Правда, был, помнится, один бешеный, на колесницу которого Посейдон даже становиться боялся.

Глазам Гермеса может Афродита позавидовать – она все хвасталась, что у нее самые большие глаза на Олимпе… Не самые.

- Рот закрой – Горгона залетит.

Вестник богов захлопнул рот так поспешно, будто туда и впрямь стремилась одна из сестер покойной Медузы.

- Ты примешь вид Эномая?!

Жемчужины бездумно щелкают под пальцами, только все быстрее и быстрее.

- И встанешь на его колесницу, чтобы состязаться с Посейдоном?!

- Лошадей впрягу своих. Остальные боятся.

- В-владыка, так ведь он же – узнает? Тебя и твоих лошадей?

Сомневаюсь. Брат давно меня не видел, да он никогда и не умел смотреть как следует, а в запале, наполненный азартом перед гонкой…

Больше за лошадей опасаюсь: мои тоже вороные, как у Ареса, но чтобы Жеребец не распознал коней из Гелиосовых конюшен…

- Снадобье, - предложил Гермес. – Морочащее какое-нибудь. Можно взять у Гекаты.

Смотрел он на меня все еще с удивлением, но зато уже начал соображать. Хотя и не слишком четко: взять что-то у Гекаты – все равно что раскрыть себя. Зная ее любовь ко мне – ее снадобье перестанет действовать в самый нужный момент.

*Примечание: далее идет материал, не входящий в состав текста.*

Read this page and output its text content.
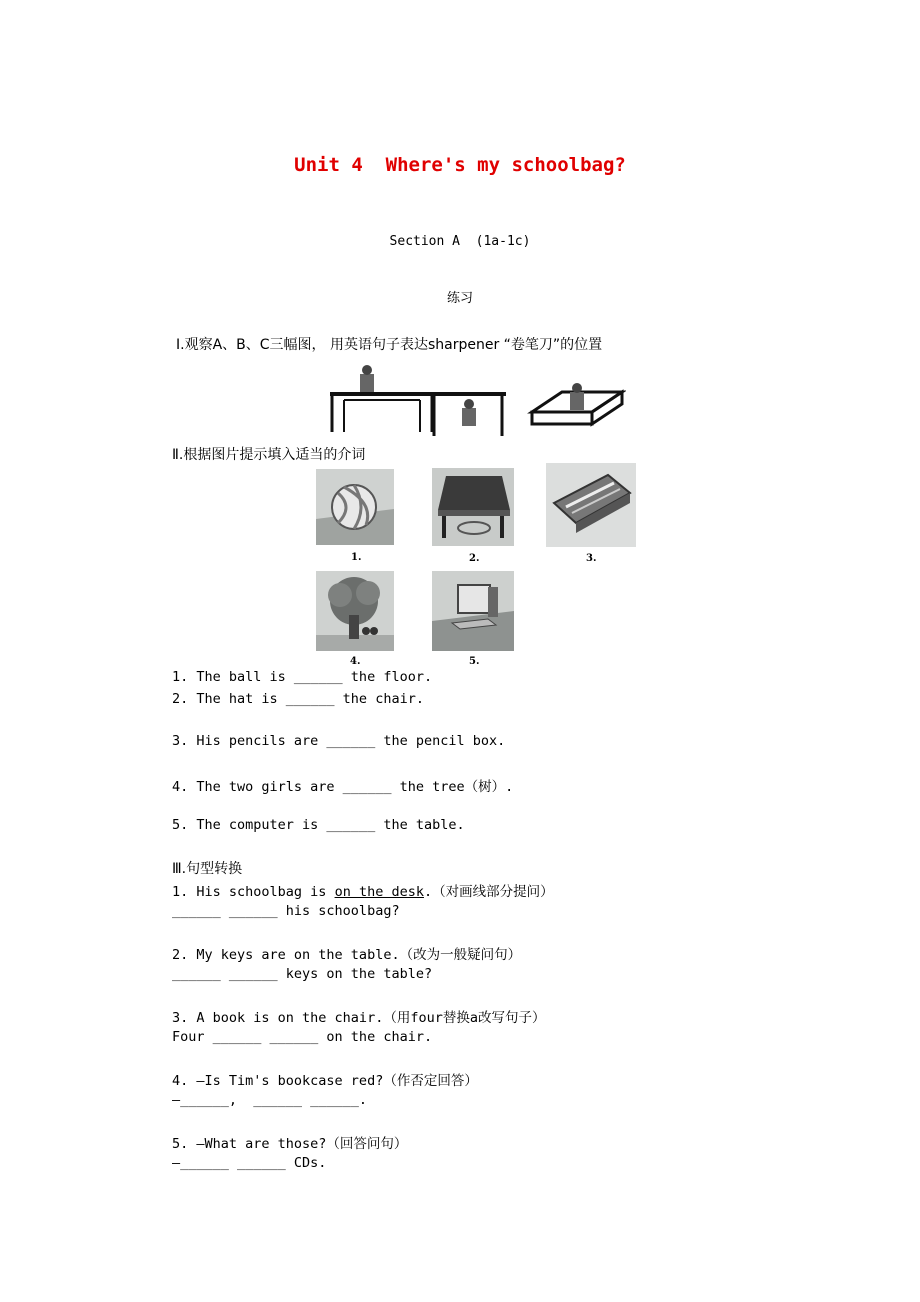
Unit 4  Where's my schoolbag?
Section A  (1a-1c)
练习
Ⅰ.观察A、B、C三幅图， 用英语句子表达sharpener “卷笔刀”的位置
Ⅱ.根据图片提示填入适当的介词
1.	2.	3.
4.	5.
1. The ball is ______ the floor.
2. The hat is ______ the chair.
3. His pencils are ______ the pencil box.
4. The two girls are ______ the tree（树）.
5. The computer is ______ the table.
Ⅲ.句型转换
1. His schoolbag is on the desk.（对画线部分提问）
______ ______ his schoolbag?
2. My keys are on the table.（改为一般疑问句）
______ ______ keys on the table?
3. A book is on the chair.（用four替换a改写句子）
Four ______ ______ on the chair.
4. —Is Tim's bookcase red?（作否定回答）
—______,  ______ ______.
5. —What are those?（回答问句）
—______ ______ CDs.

- Точно – у Гекаты, - уверился Гермес. – Мне она не откажет, сделает все, как надо!

- С чего бы?

Глаза у вестника мгновенно стали очень-очень косыми. И лукавыми – почти как ухмылка.

- Так мы с ней, было дело, познакомились ближе… ну, со всеми тремя телами. Теперь у меня от нее три дочери.

То есть, эти трое чаровниц, которые порхают вокруг Гекаты в последнее время…

Я не успел ничего сказать: вестник богов, хихикая, упорхнул под самый свод.

Наверное, наслаждался выражением моего лица.

А может, просто спешил к Гекате – начинать выполнение коварного плана.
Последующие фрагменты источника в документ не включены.